CONCERT – L’Orchestre symphonique national de Lettonie, au grand complet auréole la scène provençale au cours d’un programme qui s’entend comme une grande invitation à danser, en dépit des malheurs du monde : valse mélancolique et langoureux vertige.
De la Musica Serena de Peteris Vasks (né en 1946), sorte d’adagietto planant pour cordes, jusqu’aux extraits (nous en avons compté huit) des suites I et II de Roméo et Juliette de Prokofiev, en passant par le Concerto pour piano n°2 de Rachmaninov, pierre cachée dans le cœur d’un joyau, c’est toute la Baltique qui semble traverser l’Atlantique et son groove jazzy essentiel.
La musique adoucit les moeurs
Peut-être s’agit-il de construire une vision sereine et solide de la paix, évoquée par le chef, lors des saluts ? La clé du grand chant de la soirée est donnée dans les deux bis offerts : La valse triste de Sibelius, côté pianiste, La valse mélancolique d’Emils Darzins, côté chef d’orchestre.
L’Orchestre symphonique national de Lettonie tapisse entièrement le plateau du théâtre, annonçant la couleur du programme, en intensité, en variété et en présence. Spécialiste de musique balte, il est une institution depuis presque un siècle, s’acquittant d’une mission : conserver, créer et transmettre les œuvres du Répertoire. Chaque membre semble investi de cette mission, et cela se voit et s’entend, dans l’application des instrumentistes, la justesse des ensembles, la virtuosité des soli, vents en tête, du piccolo au rare saxophone, en passant par le cor. Ils adoptent tous un jeu propre, droit, « juste », dans tous les sens du terme.
À l’écoute, coûte que coûte
L’épais ruban des contrebasses rebondit avec l’équipe de choc des cinq percussionnistes, tandis que les archers frissonnent d’une même peau, fine et transparente. L’étoffe de la durée musicale, caresse des textures dorées, ombrées, parfois étranges.

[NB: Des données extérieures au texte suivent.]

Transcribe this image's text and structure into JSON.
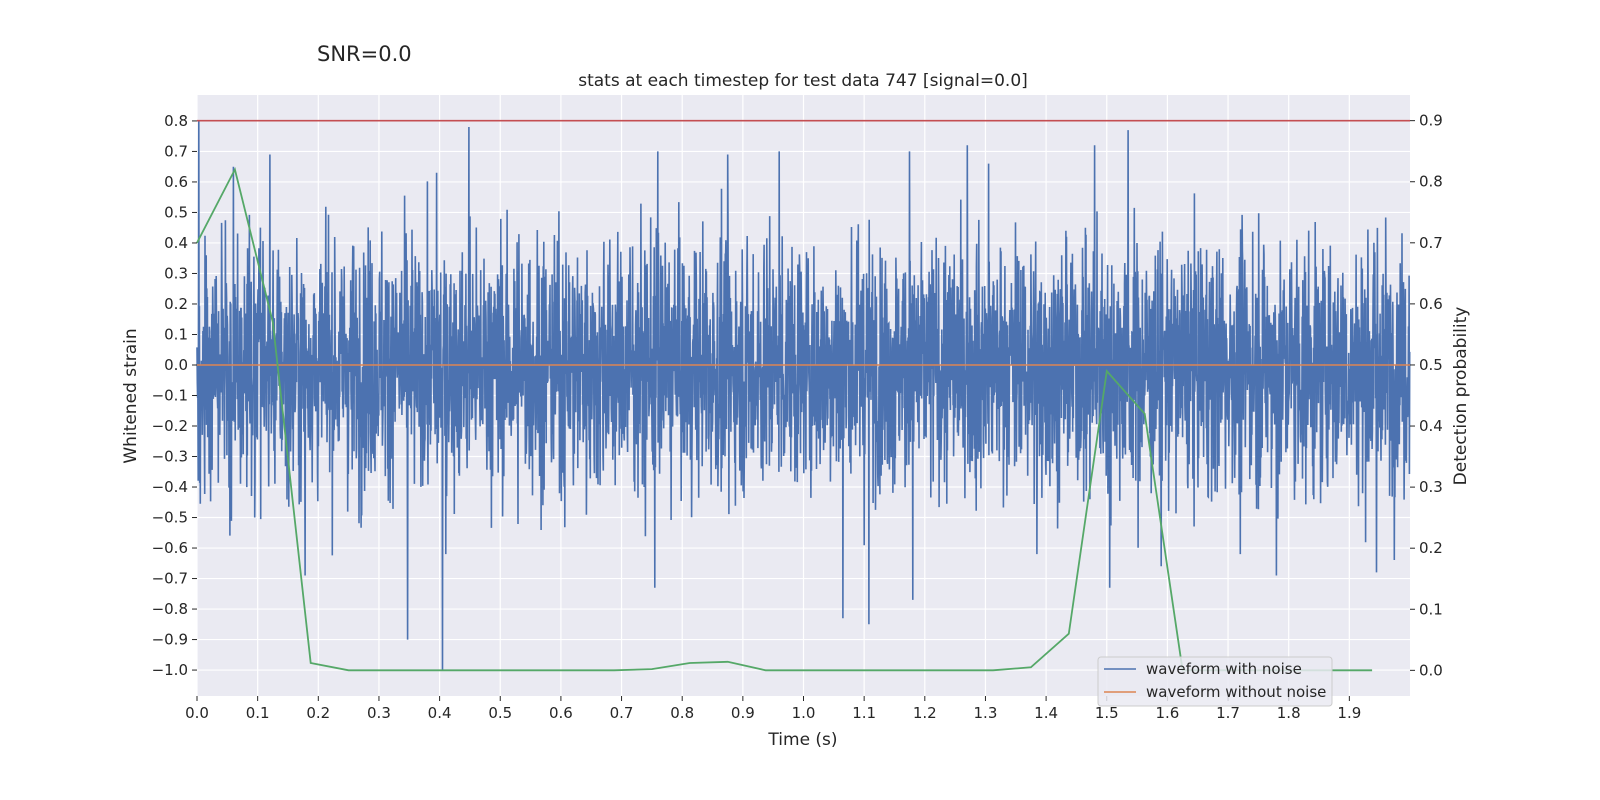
{
  "figure": {
    "suptitle": "SNR=0.0",
    "title": "stats at each timestep for test data 747 [signal=0.0]",
    "xlabel": "Time (s)",
    "ylabel_left": "Whitened strain",
    "ylabel_right": "Detection probability"
  },
  "colors": {
    "plot_bg": "#EAEAF2",
    "grid": "#FFFFFF",
    "noisy": "#4C72B0",
    "clean": "#DD8452",
    "prob": "#55A868",
    "threshold": "#C44E52"
  },
  "chart_data": {
    "type": "line",
    "xlim": [
      0.0,
      2.0
    ],
    "ylim_left": [
      -1.085,
      0.885
    ],
    "ylim_right": [
      -0.042,
      0.942
    ],
    "x_ticks": [
      "0.0",
      "0.1",
      "0.2",
      "0.3",
      "0.4",
      "0.5",
      "0.6",
      "0.7",
      "0.8",
      "0.9",
      "1.0",
      "1.1",
      "1.2",
      "1.3",
      "1.4",
      "1.5",
      "1.6",
      "1.7",
      "1.8",
      "1.9"
    ],
    "y_left_ticks": [
      "0.8",
      "0.7",
      "0.6",
      "0.5",
      "0.4",
      "0.3",
      "0.2",
      "0.1",
      "0.0",
      "−0.1",
      "−0.2",
      "−0.3",
      "−0.4",
      "−0.5",
      "−0.6",
      "−0.7",
      "−0.8",
      "−0.9",
      "−1.0"
    ],
    "y_right_ticks": [
      "0.9",
      "0.8",
      "0.7",
      "0.6",
      "0.5",
      "0.4",
      "0.3",
      "0.2",
      "0.1",
      "0.0"
    ],
    "grid": true,
    "legend_position": "lower right",
    "series": [
      {
        "name": "waveform with noise",
        "axis": "left",
        "noise_sample_rate_hz": 2048,
        "noise_duration_s": 2.0,
        "noise_amplitude_range": [
          -1.0,
          0.8
        ],
        "spikes": [
          {
            "x": 0.003,
            "y": 0.8
          },
          {
            "x": 0.06,
            "y": 0.65
          },
          {
            "x": 0.095,
            "y": -0.5
          },
          {
            "x": 0.12,
            "y": 0.69
          },
          {
            "x": 0.178,
            "y": -0.69
          },
          {
            "x": 0.347,
            "y": -0.9
          },
          {
            "x": 0.395,
            "y": 0.63
          },
          {
            "x": 0.405,
            "y": -1.0
          },
          {
            "x": 0.41,
            "y": -0.62
          },
          {
            "x": 0.448,
            "y": 0.78
          },
          {
            "x": 0.755,
            "y": -0.73
          },
          {
            "x": 0.76,
            "y": 0.7
          },
          {
            "x": 0.875,
            "y": 0.69
          },
          {
            "x": 0.96,
            "y": 0.7
          },
          {
            "x": 1.065,
            "y": -0.83
          },
          {
            "x": 1.108,
            "y": -0.85
          },
          {
            "x": 1.18,
            "y": -0.77
          },
          {
            "x": 1.175,
            "y": 0.7
          },
          {
            "x": 1.27,
            "y": 0.72
          },
          {
            "x": 1.305,
            "y": 0.66
          },
          {
            "x": 1.385,
            "y": -0.62
          },
          {
            "x": 1.48,
            "y": 0.72
          },
          {
            "x": 1.505,
            "y": -0.73
          },
          {
            "x": 1.535,
            "y": 0.77
          },
          {
            "x": 1.59,
            "y": -0.66
          },
          {
            "x": 1.72,
            "y": -0.62
          },
          {
            "x": 1.78,
            "y": -0.69
          },
          {
            "x": 1.945,
            "y": -0.68
          }
        ]
      },
      {
        "name": "waveform without noise",
        "axis": "left",
        "x": [
          0.0,
          2.0
        ],
        "y": [
          0.0,
          0.0
        ]
      },
      {
        "name": "detection probability",
        "axis": "right",
        "x": [
          0.0,
          0.0625,
          0.125,
          0.1875,
          0.25,
          0.3125,
          0.375,
          0.4375,
          0.5,
          0.5625,
          0.625,
          0.6875,
          0.75,
          0.8125,
          0.875,
          0.9375,
          1.0,
          1.0625,
          1.125,
          1.1875,
          1.25,
          1.3125,
          1.375,
          1.4375,
          1.5,
          1.5625,
          1.625,
          1.6875,
          1.75,
          1.8125,
          1.875,
          1.9375
        ],
        "y": [
          0.7,
          0.82,
          0.57,
          0.012,
          0.0,
          0.0,
          0.0,
          0.0,
          0.0,
          0.0,
          0.0,
          0.0,
          0.002,
          0.012,
          0.014,
          0.0,
          0.0,
          0.0,
          0.0,
          0.0,
          0.0,
          0.0,
          0.005,
          0.06,
          0.49,
          0.42,
          0.0,
          0.0,
          0.0,
          0.0,
          0.0,
          0.0
        ]
      },
      {
        "name": "threshold",
        "axis": "right",
        "x": [
          0.0,
          2.0
        ],
        "y": [
          0.9,
          0.9
        ]
      }
    ]
  }
}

L’orchestre fait ainsi penser à une grande oreille, avec son lobe, son pavillon, son tympan, tant le jeu est « intelligent », c’est-à-dire, mutuellement construit et entendu, depuis la baguette du chef titulaire de la phalange.
Le jeune et jovial chef Andris Poga, à la tête de l’orchestre depuis 2013, ancien assistant de Paavo Järvi à l’Orchestre de Paris, canalise et transmet l’idéal de sublime simplicité, de plénitude, qui émane de l’interprétation de chaque opus. Son entrée fracassante sur scène se transforme en douceur, en complicité, en rondeur d’une main, tandis que l’autre, dans ce répertoire pré-moderne, ne doit pas lâcher la métrique.
Un soliste de pur esprit
Le soliste Andrei Korobeinikov pourrait être appelé un « pianiste de répertoire », tant il semble s’être approprié un monde sonore, en phase avec un groupe de compositeurs qui tiennent sur une main, Sibelius en tête et, bien sûr, Rachmaninov ce soir. La paume est large, les doigts sont longs, l’ensemble fait penser à une voûte de cathédrale gothique plus que romane, avec ses arêtes acérées, ses trouées lumineuses, ses croisées d’ogive. Le pianiste se tient à l’affut ou s’expose, sur un clavier fait de pavés de marbre blanc et noir.

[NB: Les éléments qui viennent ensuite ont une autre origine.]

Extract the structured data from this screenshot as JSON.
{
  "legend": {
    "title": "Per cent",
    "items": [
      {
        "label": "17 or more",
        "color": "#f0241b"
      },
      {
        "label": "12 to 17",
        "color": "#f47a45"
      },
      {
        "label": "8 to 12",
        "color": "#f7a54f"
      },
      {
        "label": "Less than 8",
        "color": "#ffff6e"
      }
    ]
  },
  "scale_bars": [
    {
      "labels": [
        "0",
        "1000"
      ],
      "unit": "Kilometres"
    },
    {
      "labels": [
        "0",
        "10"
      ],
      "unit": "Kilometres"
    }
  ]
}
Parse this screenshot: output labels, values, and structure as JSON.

Il pourrait être appelé, enfin, un « pianiste de composition », tant il semble avoir soumis son interprétation à l’exercice de la pensée, distillant tel tempo ici ou là : sublime temps suspendu dans l’introduction du concerto, affirmation intense du lyrisme au cœur de ses mouvements, chevauchée chtonienne des traits qui enveloppent la résonance de l’orchestre dans le grand ventre ouvert du piano. Une nervosité apparaît au début du troisième mouvement, qui, avec le matériau thématique principal – ample phrase sinueuse à la puissance quasi érotique – trouve finalement son ancrage dans le grand océan de l’œuvre.
La clarinette, avec le dernier bis, fume le chalumeau de la paix. Le public reçoit ce puissant message de paix avec des étoiles dans le cœur, les oreilles et les mains, qui s’illuminent et filent lors des applaudissements, chaleureux, nourris et reconnaissants.